No tienen vergüenza. Obedeciendo a Pompeo, estuvieron asociados a Peña Nieto, el sobornado por el Chapo Guzmán con 100 millones de dólares, que miraba obediente hacia Washington mientras en su país asesinaban a 28,000 mexicanos como promedio anual, incluidos 130 políticos durante el último proceso electoral. Asociados con Juan Orlando Hernández, presidente de Honduras, la capital mundial del crimen, donde rige la ley de la mara Salvatrucha: me pagas cupos o mueres. A Iván Duque, presidente de Colombia, el país que ha dejado asesinar a más de 200 líderes sociales solo en 2018. A Mauricio Macri, que ha endeudado a su país en ¡327,000 millones de dólares! (a noviembre de 2018) y que vive de vender Argentina a los soyeros, los petroleros y el FMI. De Piñera, el comerciante que quiere vender la Araucania por encima de la voluntad de los mapuches, mejor no hablemos.

¿Quién puede ser apenas presentable en el denominado Grupo de Lima, para la mismísima OEA, el ministerio de colonias de los Estados Unidos, que vive del oro de Washington?

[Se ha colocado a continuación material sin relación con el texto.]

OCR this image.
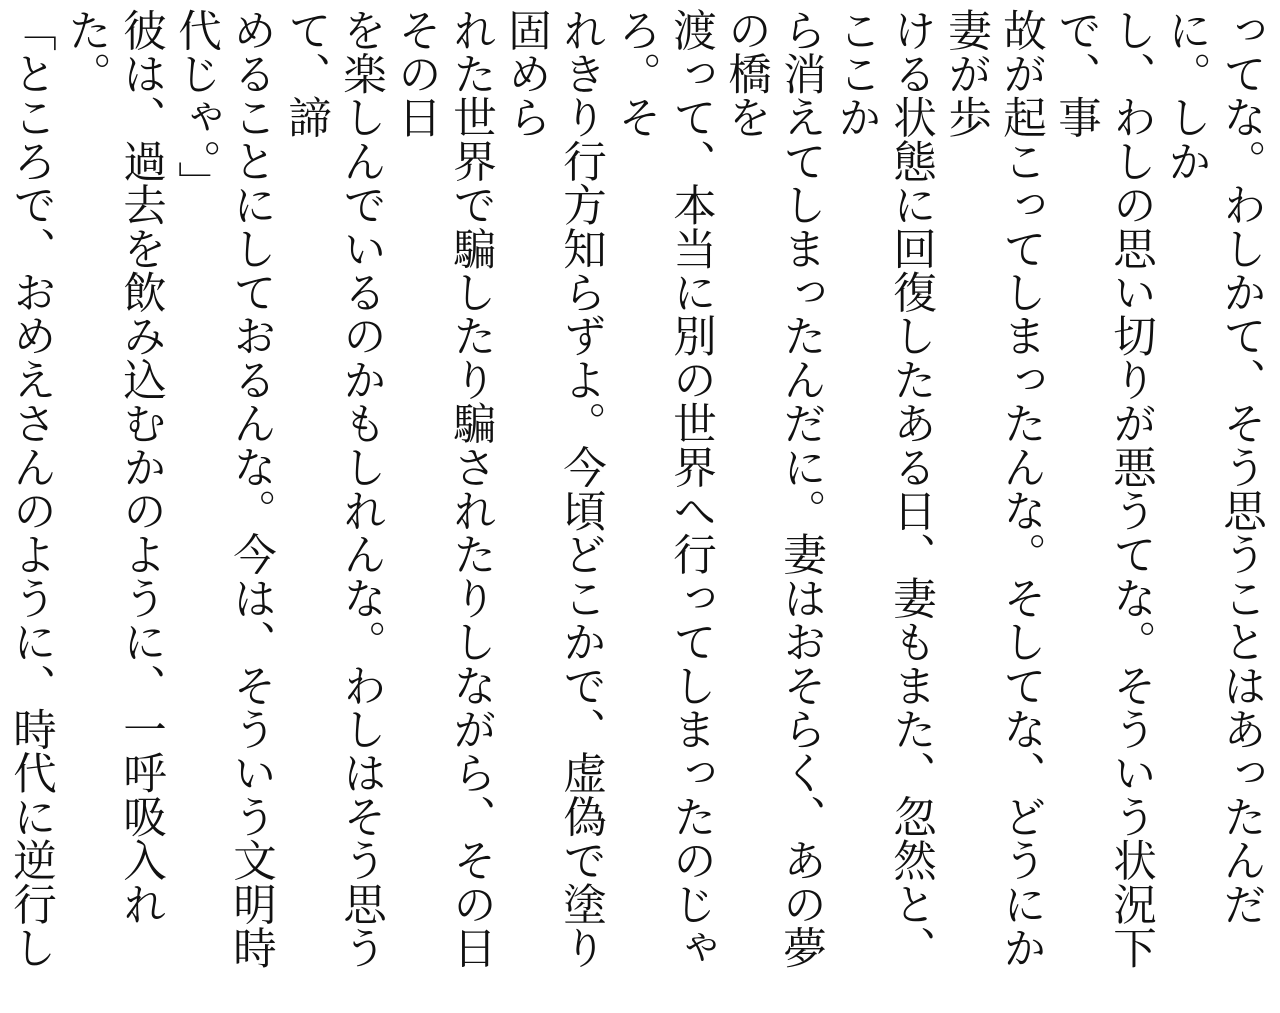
ってな。わしかて、そう思うことはあったんだに。しか
し、わしの思い切りが悪うてな。そういう状況下で、事
故が起こってしまったんな。そしてな、どうにか妻が歩
ける状態に回復したある日、妻もまた、忽然と、ここか
ら消えてしまったんだに。妻はおそらく、あの夢の橋を
渡って、本当に別の世界へ行ってしまったのじゃろ。そ
れきり行方知らずよ。今頃どこかで、虚偽で塗り固めら
れた世界で騙したり騙されたりしながら、その日その日
を楽しんでいるのかもしれんな。わしはそう思うて、諦
めることにしておるんな。今は、そういう文明時代じゃ。」
彼は、過去を飲み込むかのように、一呼吸入れた。
「ところで、おめえさんのように、時代に逆行し
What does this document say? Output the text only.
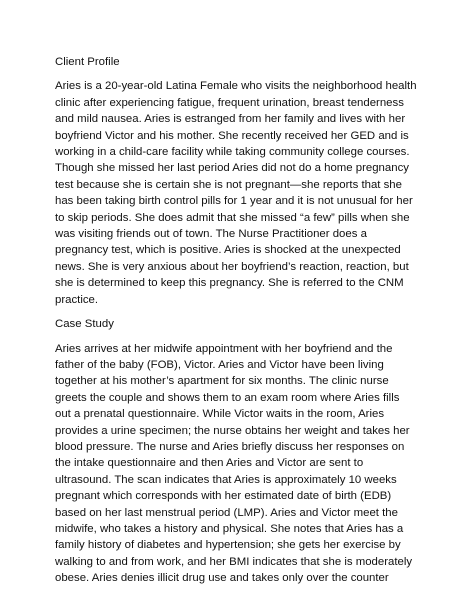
Client Profile
Aries is a 20-year-old Latina Female who visits the neighborhood health
clinic after experiencing fatigue, frequent urination, breast tenderness
and mild nausea. Aries is estranged from her family and lives with her
boyfriend Victor and his mother. She recently received her GED and is
working in a child-care facility while taking community college courses.
Though she missed her last period Aries did not do a home pregnancy
test because she is certain she is not pregnant—she reports that she
has been taking birth control pills for 1 year and it is not unusual for her
to skip periods. She does admit that she missed “a few” pills when she
was visiting friends out of town. The Nurse Practitioner does a
pregnancy test, which is positive. Aries is shocked at the unexpected
news. She is very anxious about her boyfriend’s reaction, reaction, but
she is determined to keep this pregnancy. She is referred to the CNM
practice.
Case Study
Aries arrives at her midwife appointment with her boyfriend and the
father of the baby (FOB), Victor. Aries and Victor have been living
together at his mother’s apartment for six months. The clinic nurse
greets the couple and shows them to an exam room where Aries fills
out a prenatal questionnaire. While Victor waits in the room, Aries
provides a urine specimen; the nurse obtains her weight and takes her
blood pressure. The nurse and Aries briefly discuss her responses on
the intake questionnaire and then Aries and Victor are sent to
ultrasound. The scan indicates that Aries is approximately 10 weeks
pregnant which corresponds with her estimated date of birth (EDB)
based on her last menstrual period (LMP). Aries and Victor meet the
midwife, who takes a history and physical. She notes that Aries has a
family history of diabetes and hypertension; she gets her exercise by
walking to and from work, and her BMI indicates that she is moderately
obese. Aries denies illicit drug use and takes only over the counter
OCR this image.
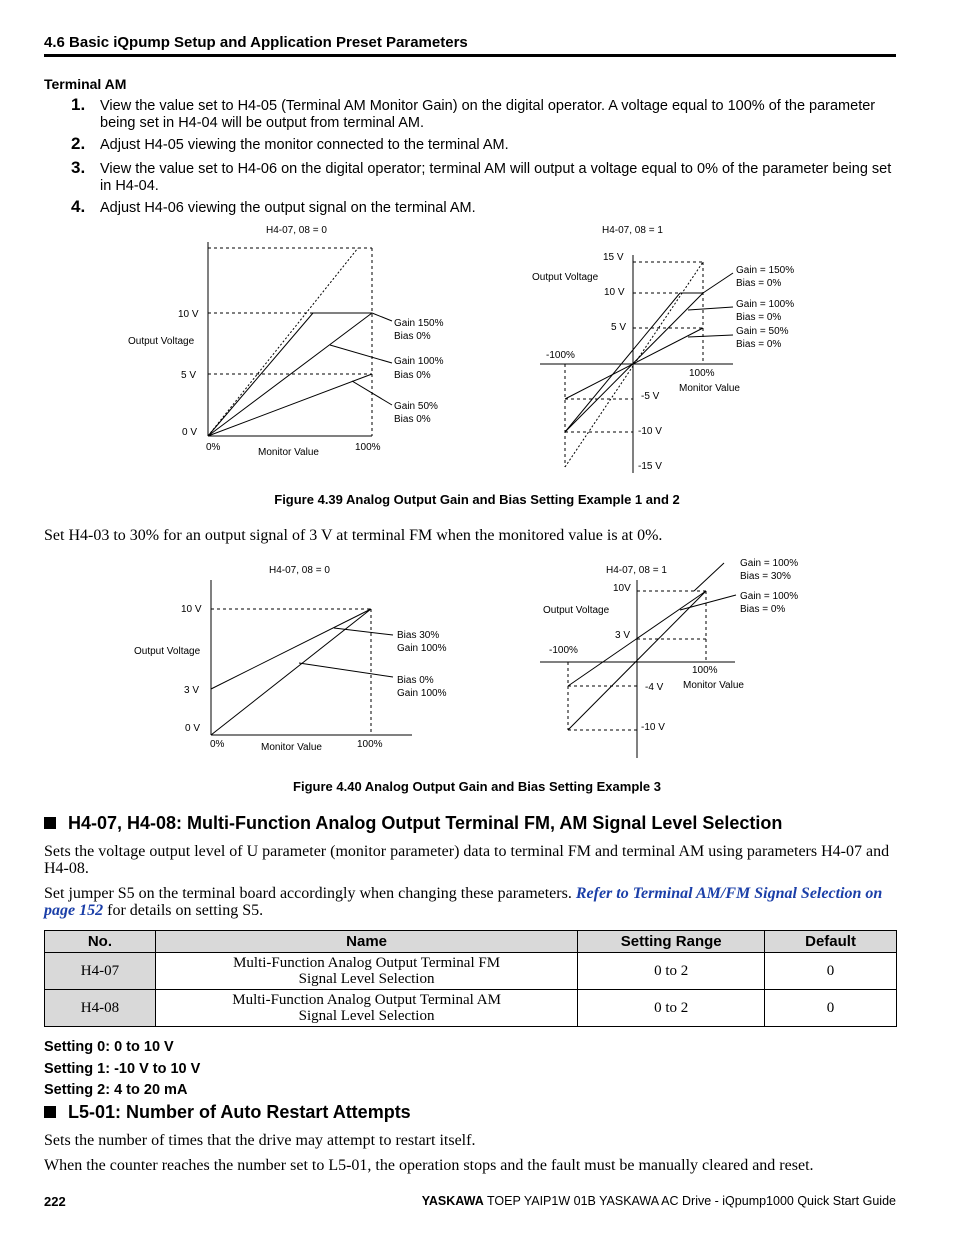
4.6 Basic iQpump Setup and Application Preset Parameters
Terminal AM
1. View the value set to H4-05 (Terminal AM Monitor Gain) on the digital operator. A voltage equal to 100% of the parameter being set in H4-04 will be output from terminal AM.
2. Adjust H4-05 viewing the monitor connected to the terminal AM.
3. View the value set to H4-06 on the digital operator; terminal AM will output a voltage equal to 0% of the parameter being set in H4-04.
4. Adjust H4-06 viewing the output signal on the terminal AM.
H4-07, 08 = 0
10 V
5 V
0 V
Output Voltage
0%	100%
Monitor Value
Gain 150%
Bias 0%
Gain 100%
Bias 0%
Gain 50%
Bias 0%
H4-07, 08 = 1
15 V
10 V
5 V
-5 V
-10 V
-15 V
Output Voltage
-100%
100%
Monitor Value
Gain = 150%
Bias = 0%
Gain = 100%
Bias = 0%
Gain = 50%
Bias = 0%
Figure 4.39 Analog Output Gain and Bias Setting Example 1 and 2
Set H4-03 to 30% for an output signal of 3 V at terminal FM when the monitored value is at 0%.
H4-07, 08 = 0
10 V
3 V
0 V
Output Voltage
0%	100%
Monitor Value
Bias 30%
Gain 100%
Bias 0%
Gain 100%
H4-07, 08 = 1
10V
3 V
-4 V
-10 V
Output Voltage
-100%
100%
Monitor Value
Gain = 100%
Bias = 30%
Gain = 100%
Bias = 0%
Figure 4.40 Analog Output Gain and Bias Setting Example 3
H4-07, H4-08: Multi-Function Analog Output Terminal FM, AM Signal Level Selection
Sets the voltage output level of U parameter (monitor parameter) data to terminal FM and terminal AM using parameters H4-07 and H4-08.
Set jumper S5 on the terminal board accordingly when changing these parameters. Refer to Terminal AM/FM Signal Selection on page 152 for details on setting S5.
No.	Name	Setting Range	Default
H4-07	Multi-Function Analog Output Terminal FM
Signal Level Selection	0 to 2	0
H4-08	Multi-Function Analog Output Terminal AM
Signal Level Selection	0 to 2	0
Setting 0: 0 to 10 V
Setting 1: -10 V to 10 V
Setting 2: 4 to 20 mA
L5-01: Number of Auto Restart Attempts
Sets the number of times that the drive may attempt to restart itself.
When the counter reaches the number set to L5-01, the operation stops and the fault must be manually cleared and reset.
222	YASKAWA TOEP YAIP1W 01B YASKAWA AC Drive - iQpump1000 Quick Start Guide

Me permito decir a mis amigos del mundo intelectual peruano: no duden. Hay que defender a Venezuela. Podemos tener miles de críticas contra el chavismo, pero ante una invasión como la que estos jeques latinoamericanos traman abiertamente para ensangrentar un país hermano, no puede haber vacilación. Los ingleses se las ingeniaron para impedir que el pronazi príncipe de Gales se convierta en rey, prohibieron al partido fascista y no dudaron en acompañar a Churchill, el conservador, cuando Hitler bombardeaba Londres. Nadie protestó cuando hubo racionamiento, hambre y muerte en Londres bajo Churchill, porque la patria bloqueada y castigada estaba primero. Hoy la Patria Grande debe estar primero en Venezuela y en Latinoamérica. Y hay que neutralizar y combatir en Lima a los vividores que se aprovecharon del corrupto régimen de los adecos y copeyanos cuando existió y que ahora quieren restaurarlo. Entre otorongos venezolanos y otorongos peruanos se entienden. Ambos detestados por sus respectivos pueblos. Allá ellos, allá ellos…como diría César Vallejo.